The bill, called the Terrorism Financing Prevention Act, would allow the U.S. government to sanction any firm facilitating transactions around “Foreign Terrorist Organizations.” The current framework is limited to the terms of a 2015 law that focused largely on Hezbollah.

The bill is sponsored by several other senators including Sens. Mike Rounds (R-S.D.), Jack Reed (D-R.I.) and Mitt Romney (R-Utah). That’s the same group behind another version of money laundering reform circulating in the Senate today that targets foreign crypto firms: Crypto-Asset National Security Enhancement and Enforcement Act, or CANSEE Act, which focuses largely on the role of “DeFi” platforms in money laundering.

The bill being introduced today would direct the Treasury Department to identify banks and crypto companies abroad that “knowingly” facilitate payments to designated terror groups beyond Hezbollah and sanction them.

The crypto sector should also take note of a provision — lifted from the CANSEE Act — that will also be included in the Terrorism Financing Prevention Act. The section would give the Financial Crimes Enforcement Network the authority to restrict accounts suspected of money laundering beyond U.S. bank accounts.

That means the federal government would in effect have an easier time restricting the flow of terror funding involving digital asset firms and decentralized finance companies.

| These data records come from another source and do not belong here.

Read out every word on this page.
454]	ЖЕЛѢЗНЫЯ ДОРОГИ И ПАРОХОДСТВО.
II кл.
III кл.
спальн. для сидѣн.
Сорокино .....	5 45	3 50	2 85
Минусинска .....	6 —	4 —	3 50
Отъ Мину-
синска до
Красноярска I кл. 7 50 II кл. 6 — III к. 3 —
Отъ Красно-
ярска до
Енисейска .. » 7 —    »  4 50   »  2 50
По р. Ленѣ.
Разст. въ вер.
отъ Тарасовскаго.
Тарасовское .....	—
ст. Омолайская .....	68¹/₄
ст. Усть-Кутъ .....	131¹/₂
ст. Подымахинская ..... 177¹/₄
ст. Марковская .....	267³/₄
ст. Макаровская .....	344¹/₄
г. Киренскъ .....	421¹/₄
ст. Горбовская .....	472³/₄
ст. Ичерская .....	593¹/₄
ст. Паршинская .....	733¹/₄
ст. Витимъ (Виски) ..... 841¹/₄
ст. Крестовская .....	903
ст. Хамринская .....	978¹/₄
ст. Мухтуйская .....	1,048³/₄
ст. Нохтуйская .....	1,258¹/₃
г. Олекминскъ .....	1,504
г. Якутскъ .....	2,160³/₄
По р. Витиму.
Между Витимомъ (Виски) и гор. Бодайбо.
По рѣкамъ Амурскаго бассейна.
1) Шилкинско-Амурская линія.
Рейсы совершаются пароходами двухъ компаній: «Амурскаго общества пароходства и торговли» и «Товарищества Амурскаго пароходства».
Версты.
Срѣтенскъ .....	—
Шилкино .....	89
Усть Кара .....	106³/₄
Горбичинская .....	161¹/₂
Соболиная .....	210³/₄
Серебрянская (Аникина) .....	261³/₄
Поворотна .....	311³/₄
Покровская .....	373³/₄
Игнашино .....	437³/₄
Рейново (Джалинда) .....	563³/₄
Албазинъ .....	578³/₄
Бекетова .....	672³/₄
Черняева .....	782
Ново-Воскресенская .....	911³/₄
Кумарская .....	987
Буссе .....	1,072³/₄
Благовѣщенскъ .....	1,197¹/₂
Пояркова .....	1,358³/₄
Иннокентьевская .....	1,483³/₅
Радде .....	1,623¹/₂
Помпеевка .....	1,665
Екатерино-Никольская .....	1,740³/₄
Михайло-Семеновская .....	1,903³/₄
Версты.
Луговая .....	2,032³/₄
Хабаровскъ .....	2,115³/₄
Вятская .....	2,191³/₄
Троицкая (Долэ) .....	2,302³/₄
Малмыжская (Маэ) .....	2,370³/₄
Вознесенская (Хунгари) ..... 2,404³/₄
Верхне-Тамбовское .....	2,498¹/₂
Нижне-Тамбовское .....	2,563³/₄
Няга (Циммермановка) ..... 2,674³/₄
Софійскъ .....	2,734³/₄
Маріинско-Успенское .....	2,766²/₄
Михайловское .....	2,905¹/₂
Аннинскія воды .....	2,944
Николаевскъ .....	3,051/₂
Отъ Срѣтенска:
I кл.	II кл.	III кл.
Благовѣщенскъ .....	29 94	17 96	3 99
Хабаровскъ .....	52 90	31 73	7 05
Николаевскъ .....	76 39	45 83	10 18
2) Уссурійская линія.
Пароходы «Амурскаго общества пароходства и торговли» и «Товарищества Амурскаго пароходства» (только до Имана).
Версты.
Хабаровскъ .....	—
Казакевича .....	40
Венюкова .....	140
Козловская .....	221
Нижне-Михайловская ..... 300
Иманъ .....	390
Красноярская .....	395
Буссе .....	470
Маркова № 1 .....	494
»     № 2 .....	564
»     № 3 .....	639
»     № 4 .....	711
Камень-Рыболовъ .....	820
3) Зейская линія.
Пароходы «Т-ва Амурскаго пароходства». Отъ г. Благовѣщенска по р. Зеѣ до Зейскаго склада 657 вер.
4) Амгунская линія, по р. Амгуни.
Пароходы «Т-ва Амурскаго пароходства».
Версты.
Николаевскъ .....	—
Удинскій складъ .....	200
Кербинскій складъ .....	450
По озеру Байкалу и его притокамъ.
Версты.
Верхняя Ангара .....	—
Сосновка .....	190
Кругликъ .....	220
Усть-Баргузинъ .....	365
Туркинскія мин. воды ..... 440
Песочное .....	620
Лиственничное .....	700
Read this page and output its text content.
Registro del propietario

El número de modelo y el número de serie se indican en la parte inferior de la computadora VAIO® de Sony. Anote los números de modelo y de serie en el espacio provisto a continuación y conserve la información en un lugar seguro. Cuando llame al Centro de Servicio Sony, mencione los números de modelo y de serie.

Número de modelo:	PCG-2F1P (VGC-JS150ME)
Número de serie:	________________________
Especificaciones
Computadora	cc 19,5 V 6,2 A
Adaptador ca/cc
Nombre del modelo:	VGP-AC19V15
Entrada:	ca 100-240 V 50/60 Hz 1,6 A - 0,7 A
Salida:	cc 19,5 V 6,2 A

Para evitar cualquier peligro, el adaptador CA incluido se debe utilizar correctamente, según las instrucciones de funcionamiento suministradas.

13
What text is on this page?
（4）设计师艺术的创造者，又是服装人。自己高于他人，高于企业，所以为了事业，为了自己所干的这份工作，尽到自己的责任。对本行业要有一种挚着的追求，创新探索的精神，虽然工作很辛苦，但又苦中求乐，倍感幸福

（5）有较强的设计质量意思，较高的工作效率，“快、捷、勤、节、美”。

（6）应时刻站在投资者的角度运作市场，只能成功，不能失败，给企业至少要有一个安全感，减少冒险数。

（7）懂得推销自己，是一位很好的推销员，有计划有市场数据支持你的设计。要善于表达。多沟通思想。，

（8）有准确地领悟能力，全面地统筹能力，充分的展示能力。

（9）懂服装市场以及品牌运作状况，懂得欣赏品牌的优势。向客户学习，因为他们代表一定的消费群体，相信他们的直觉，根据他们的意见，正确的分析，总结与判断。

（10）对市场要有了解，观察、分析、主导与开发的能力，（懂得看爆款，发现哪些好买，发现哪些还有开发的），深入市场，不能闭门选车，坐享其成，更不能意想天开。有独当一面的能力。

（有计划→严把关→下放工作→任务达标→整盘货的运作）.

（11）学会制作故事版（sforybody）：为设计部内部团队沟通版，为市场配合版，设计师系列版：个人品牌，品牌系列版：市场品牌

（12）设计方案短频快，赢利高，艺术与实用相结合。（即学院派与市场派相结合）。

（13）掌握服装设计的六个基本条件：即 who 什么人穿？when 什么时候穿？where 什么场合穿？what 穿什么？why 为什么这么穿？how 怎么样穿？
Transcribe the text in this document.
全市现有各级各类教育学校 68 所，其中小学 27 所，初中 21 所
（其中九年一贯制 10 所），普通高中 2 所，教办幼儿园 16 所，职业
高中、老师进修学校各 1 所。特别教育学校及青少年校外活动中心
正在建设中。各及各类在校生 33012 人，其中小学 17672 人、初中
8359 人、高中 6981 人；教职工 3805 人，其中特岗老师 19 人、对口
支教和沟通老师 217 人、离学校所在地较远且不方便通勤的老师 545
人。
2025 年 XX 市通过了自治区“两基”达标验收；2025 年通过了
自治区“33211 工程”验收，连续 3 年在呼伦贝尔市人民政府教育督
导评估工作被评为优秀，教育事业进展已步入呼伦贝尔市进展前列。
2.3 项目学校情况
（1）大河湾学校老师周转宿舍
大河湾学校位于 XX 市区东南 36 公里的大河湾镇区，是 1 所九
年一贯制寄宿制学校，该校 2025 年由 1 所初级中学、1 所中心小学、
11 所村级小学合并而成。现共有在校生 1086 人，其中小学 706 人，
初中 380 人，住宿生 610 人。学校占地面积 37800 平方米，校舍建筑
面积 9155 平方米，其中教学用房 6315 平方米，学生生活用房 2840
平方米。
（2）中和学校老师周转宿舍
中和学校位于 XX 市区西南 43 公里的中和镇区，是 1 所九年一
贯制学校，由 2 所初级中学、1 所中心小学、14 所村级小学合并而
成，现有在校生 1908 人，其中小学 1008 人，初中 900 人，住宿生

It’s an interesting time for money laundering and terror financing reform in Congress. There are a lot of senior lawmakers pushing for reforms these days, and most of them are directed at crypto.

Case in point: This new bill comes just one day after the Senate Banking Committee hosted the CEOs of several systemically important banks to testify. Toward the end of that hearing, Sen. Elizabeth Warren (D-Mass.) pressed the executives on whether they believed crypto needed stronger AML restrictions, to which they responded: “Absolutely.”

Warren is pushing a distinct reform package with Sen. Roger Marshall (R-Kan.) and other senators, but the point remains: There is some real momentum starting to build behind money laundering reform in Congress.